Mixed byte order in one buffer: a big-endian header in network order, a
little-endian half-precision payload. The frame is exactly s.Position bytes wide
with no padding, ready to hand to a radio or socket.
u8 frame[16];
nc_serial w = nc_serial_init(frame, sizeof(frame));
nc_serial_write_u16_be(&w, 0xCAFE); // magic, network byte order
nc_serial_write_u8(&w, 1); // version
nc_serial_write_u32_be(&w, sequence); // header counter
nc_serial_write_f16_le(&w, temperature); // payload, half precision
nc_serial_write_f16_le(&w, humidity);
u32 frame_len = w.Position; // 11 bytes to send
// ... on the receiver ...
nc_serial r = nc_serial_init(frame, frame_len);
u16 magic; u8 version; u32 seq; f32 temp, hum;
nc_serial_read_u16_be(&r, &magic);
nc_serial_read_u8(&r, &version);
nc_serial_read_u32_be(&r, &seq);
nc_serial_read_f16_le(&r, &temp); // delivered back as f32
nc_serial_read_f16_le(&r, &hum);| Constraint | Value | Defined by |
|---|---|---|
| Buffer size | 4 GiB | u32 Capacity / Position |
| Widest single field | 16 bytes | f128 |
The struct and array macros are not a portable format. They copy the in-memory layout, so struct padding and host endianness travel with the bytes; use them only to round-trip within a single build, and the field-by-field functions for anything that crosses a device boundary or is persisted.

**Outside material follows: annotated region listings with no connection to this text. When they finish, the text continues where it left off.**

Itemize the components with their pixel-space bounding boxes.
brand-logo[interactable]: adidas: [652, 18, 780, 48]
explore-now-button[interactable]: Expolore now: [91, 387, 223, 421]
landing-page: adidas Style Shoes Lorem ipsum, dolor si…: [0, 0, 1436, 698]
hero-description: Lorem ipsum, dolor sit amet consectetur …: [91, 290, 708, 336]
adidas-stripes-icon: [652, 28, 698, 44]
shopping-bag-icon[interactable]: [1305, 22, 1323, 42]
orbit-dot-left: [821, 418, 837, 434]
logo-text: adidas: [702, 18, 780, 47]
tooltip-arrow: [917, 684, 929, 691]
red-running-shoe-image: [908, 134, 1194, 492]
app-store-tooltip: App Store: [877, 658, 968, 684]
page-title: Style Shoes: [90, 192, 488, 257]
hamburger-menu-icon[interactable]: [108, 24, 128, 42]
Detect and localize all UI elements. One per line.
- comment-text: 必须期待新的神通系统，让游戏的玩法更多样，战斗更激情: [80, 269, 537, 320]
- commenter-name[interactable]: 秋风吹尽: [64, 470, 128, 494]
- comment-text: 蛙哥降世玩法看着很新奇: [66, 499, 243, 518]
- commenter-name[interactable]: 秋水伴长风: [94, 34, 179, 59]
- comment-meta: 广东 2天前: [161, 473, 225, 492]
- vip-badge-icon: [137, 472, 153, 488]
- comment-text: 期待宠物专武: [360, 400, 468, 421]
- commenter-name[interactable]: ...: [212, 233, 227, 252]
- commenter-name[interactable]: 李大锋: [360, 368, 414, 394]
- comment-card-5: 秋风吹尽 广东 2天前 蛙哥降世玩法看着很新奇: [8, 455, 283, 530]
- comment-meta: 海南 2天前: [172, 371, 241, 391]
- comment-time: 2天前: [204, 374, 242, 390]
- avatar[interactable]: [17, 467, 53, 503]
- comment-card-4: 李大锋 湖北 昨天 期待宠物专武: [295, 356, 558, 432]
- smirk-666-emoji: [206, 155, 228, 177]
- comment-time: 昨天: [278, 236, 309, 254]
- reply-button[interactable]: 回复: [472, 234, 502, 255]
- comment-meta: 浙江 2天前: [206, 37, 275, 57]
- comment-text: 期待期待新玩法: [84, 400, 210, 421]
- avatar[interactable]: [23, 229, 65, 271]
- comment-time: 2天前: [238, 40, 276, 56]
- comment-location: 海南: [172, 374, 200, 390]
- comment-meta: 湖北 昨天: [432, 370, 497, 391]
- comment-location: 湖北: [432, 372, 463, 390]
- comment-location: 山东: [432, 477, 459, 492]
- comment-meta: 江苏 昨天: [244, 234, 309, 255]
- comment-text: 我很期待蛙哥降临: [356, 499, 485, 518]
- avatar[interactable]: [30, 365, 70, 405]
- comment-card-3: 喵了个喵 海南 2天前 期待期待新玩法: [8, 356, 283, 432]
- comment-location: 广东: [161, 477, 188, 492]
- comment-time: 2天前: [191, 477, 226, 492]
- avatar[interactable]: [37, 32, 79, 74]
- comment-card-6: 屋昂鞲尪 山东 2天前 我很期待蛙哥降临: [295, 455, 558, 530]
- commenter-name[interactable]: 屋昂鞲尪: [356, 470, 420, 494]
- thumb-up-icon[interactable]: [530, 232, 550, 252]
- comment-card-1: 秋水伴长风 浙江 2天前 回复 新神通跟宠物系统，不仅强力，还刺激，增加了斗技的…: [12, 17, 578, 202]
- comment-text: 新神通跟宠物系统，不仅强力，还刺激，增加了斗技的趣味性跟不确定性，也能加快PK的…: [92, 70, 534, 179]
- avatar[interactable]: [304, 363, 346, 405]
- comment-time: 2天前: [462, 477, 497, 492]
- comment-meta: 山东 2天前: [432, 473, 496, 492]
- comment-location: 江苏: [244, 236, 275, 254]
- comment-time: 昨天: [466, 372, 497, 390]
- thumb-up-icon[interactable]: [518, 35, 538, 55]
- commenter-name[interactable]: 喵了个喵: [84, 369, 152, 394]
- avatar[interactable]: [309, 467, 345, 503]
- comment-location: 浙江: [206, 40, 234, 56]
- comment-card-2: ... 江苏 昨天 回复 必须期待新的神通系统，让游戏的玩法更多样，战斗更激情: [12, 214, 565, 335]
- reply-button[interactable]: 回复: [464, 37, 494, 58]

The software f16 path (used only when the compiler has no native half type) handles
subnormals, infinities, NaNs, and round-to-nearest-even, but those edges are where
half conversion is easiest to get subtly wrong. It is worth round-tripping against a
hardware _Float16 build or a known reference before trusting it on a target.
f128 assumes a native IEEE-754 binary128 whose in-memory byte order matches the
host's integer byte order, which holds on every target that actually has the type.
There is no software fallback; the format is unavailable where the compiler has no
quad type.
There are no length-prefixed blobs, varints, zigzag signed encodings, or schema or
versioning support. The order of your calls is the format; build any framing you need
on top of nc_serial_write_raw and the integer functions.